Peru: Lições de uma vitória inesperada

Bem menos popular que a adversária nas redes sociais, Castillo foi vitorioso nas urnas (Foto: Dante Zegarra/ANDINA)

Por Thiago Medeiros*

A eleição Peruana, com seu segundo turno sendo realizado no último domingo (06.06) determinou a eleição de Pedro Castillo (50,19%), candidato da esquerda, desconhecido, sem grande expressão, contra a já conhecida Keiko Fujimori (49,80%), filha do ex-presidente Alberto Fujimori, representando a direita. A vitória foi apertada, com uma pequena margem de vantagem.
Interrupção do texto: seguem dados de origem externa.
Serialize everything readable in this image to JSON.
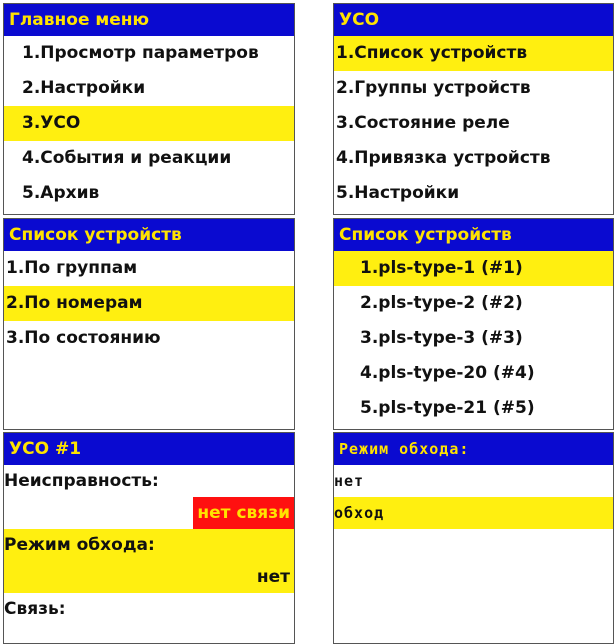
{
  "main_menu": {
    "title": "Главное меню",
    "items": [
      "1.Просмотр параметров",
      "2.Настройки",
      "3.УСО",
      "4.События и реакции",
      "5.Архив"
    ],
    "selected": 2
  },
  "uso_menu": {
    "title": "УСО",
    "items": [
      "1.Список устройств",
      "2.Группы устройств",
      "3.Состояние реле",
      "4.Привязка устройств",
      "5.Настройки"
    ],
    "selected": 0
  },
  "device_list_menu": {
    "title": "Список устройств",
    "items": [
      "1.По группам",
      "2.По номерам",
      "3.По состоянию"
    ],
    "selected": 1
  },
  "device_list": {
    "title": "Список устройств",
    "items": [
      "1.pls-type-1 (#1)",
      "2.pls-type-2 (#2)",
      "3.pls-type-3 (#3)",
      "4.pls-type-20 (#4)",
      "5.pls-type-21 (#5)"
    ],
    "selected": 0
  },
  "uso_device": {
    "title": "УСО #1",
    "fault_label": "Неисправность:",
    "fault_value": "нет связи",
    "bypass_label": "Режим обхода:",
    "bypass_value": "нет",
    "link_label": "Связь:"
  },
  "bypass_mode": {
    "title": "Режим обхода:",
    "options": [
      "нет",
      "обход"
    ],
    "selected": 1
  },
  "colors": {
    "title_bg": "#0a0ad0",
    "title_text": "#ffe300",
    "highlight": "#ffef10",
    "alert": "#ff1010"
  }
}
Com 100% dos votos apurados, a diferença de foi de apenas 68.473 votos. Essa divisão nacional, provoca um dos maiores desafios para Castillo, talvez maior que vencer a eleição: governar. Inclusive a candidata derrota já contesta o resultado das eleições e pede recontagem dos votos alegando fraude.

O Peru, vive uma condição singular. Após a Lava-Jato, operação que nós brasileiros conhecemos bem chegar por lá, o país vive um caos político e econômico. Essa crise política levou ao nascimento, em 2020, da chamada “Geração Bicentenária”, que saiu às ruas em defesa da democracia. Esta geração por meio de grandes protestos reivindicou melhores condições e redução das desigualdades no país Andino. A “Geração Bicentenário” também respondeu à decisão do Congresso de retirar Martín Vizcarra (vice e posterior sucessor de Pedro Pablo Kuczynski) do poder. Como bem frisa Castells, estes movimentos modernos se caracterizam por grande mobilização nas redes sociais, principalmente pelos jovens. A hashtag #MerinoRenuncia inundou as redes sociais, como o Facebook, Instagram e TikTok e Twitter.  Essa mobilização feroz nas redes sociais foi essencial para queda do governo interino de Manuel Merino. Para o movimento, Merino não os representa, não era o “seu presidente”.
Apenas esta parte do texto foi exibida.